Is it possible to turn a matrix into its row-reduced echelon form by just using the row operations of the type the type $c R_i + R_j$ and $c R_i$?

Question

In the book of Linear Algebra by Cemal Koç, at page 62, it is asked that

Write $$\begin{matrix} 0 & 0 & 1\\ 0 & 1 & 0\\ 1 & 0 & 0 \end{matrix}$$ as a product of elementary row operations corresponding to the type $c R_i + R_j$ and $c R_i$

, and it can be done, we have tested.

However, I was wondering whether this is generally true ? I mean can we, for example, take a matrix and turn it into its row-reduced echelon form by just using the row operations of the type the type $c R_i + R_j$ and $c R_i$ ?

If so, how can we justify our result ? (And if not, again, how can we show that it is not possible to do so ?)

Answer 1

Yes you can. Proof:

Consider $a,b $ two rows. Now consider the following operations:

Set $a $ as $a+b$;

Set $b $ as $b-a$ then set $b $ as $-b $;

Set $a $ as $a-b $;

You effectively swapped rows with only the two row operations, so you can exclude explicit row swapping.

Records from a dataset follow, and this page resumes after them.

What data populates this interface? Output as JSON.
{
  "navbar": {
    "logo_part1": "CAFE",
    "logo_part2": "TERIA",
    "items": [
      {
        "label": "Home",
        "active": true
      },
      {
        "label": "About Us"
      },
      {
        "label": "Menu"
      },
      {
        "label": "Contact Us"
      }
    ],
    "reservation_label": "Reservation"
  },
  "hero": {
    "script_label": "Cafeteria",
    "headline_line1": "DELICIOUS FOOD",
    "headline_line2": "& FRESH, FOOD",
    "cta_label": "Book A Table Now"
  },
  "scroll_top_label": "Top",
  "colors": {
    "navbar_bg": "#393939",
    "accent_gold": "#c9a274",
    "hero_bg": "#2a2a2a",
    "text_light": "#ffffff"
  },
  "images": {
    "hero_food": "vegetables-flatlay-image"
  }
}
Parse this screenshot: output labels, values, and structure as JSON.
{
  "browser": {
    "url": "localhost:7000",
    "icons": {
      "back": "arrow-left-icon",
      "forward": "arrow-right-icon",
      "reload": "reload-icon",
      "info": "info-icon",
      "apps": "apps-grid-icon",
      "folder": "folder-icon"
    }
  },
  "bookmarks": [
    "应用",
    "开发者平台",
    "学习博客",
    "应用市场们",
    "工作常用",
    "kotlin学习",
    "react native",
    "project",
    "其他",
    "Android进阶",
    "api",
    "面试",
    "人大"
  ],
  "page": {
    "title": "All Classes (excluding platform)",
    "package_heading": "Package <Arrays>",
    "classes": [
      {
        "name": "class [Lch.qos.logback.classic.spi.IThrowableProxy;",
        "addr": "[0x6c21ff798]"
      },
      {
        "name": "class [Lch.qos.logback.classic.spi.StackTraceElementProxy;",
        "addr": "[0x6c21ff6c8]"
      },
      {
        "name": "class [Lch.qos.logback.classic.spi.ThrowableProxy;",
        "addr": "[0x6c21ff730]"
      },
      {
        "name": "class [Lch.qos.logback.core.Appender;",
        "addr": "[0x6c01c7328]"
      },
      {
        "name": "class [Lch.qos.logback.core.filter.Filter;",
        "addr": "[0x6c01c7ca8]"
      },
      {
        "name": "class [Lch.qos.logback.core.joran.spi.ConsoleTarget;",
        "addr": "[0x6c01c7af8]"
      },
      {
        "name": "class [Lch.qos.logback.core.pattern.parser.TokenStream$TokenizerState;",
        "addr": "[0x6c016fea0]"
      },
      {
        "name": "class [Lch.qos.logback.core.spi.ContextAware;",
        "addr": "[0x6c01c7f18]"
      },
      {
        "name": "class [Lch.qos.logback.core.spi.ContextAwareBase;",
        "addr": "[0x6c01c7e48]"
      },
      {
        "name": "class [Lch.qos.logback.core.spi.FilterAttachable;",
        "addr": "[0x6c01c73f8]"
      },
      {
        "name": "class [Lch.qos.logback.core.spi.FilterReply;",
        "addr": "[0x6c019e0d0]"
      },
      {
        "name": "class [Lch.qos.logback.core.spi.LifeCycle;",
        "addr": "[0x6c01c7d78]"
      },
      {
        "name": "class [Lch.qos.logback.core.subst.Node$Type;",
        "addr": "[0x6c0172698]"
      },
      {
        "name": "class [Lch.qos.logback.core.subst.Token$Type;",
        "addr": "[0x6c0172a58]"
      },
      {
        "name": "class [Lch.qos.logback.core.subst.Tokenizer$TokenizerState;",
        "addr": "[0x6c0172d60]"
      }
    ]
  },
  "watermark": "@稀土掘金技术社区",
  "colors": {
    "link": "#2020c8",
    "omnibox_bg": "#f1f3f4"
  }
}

Of course for a real example there might be better operations to be done than this cheating swap.

Answer 2

Start with rows $R_1$, $R_2$. Then go to $R_1$, $R_1+R_2$. Now go to $R_1-(R_1+R_2),R_1+R_2$ which is $-R_2$, $R_1+R_2$. Then $-R_2$, $R_1+R_2+(-R_2)$ which is $-R_2$, $R_1$. Finally go to $R_2$, $R_1$.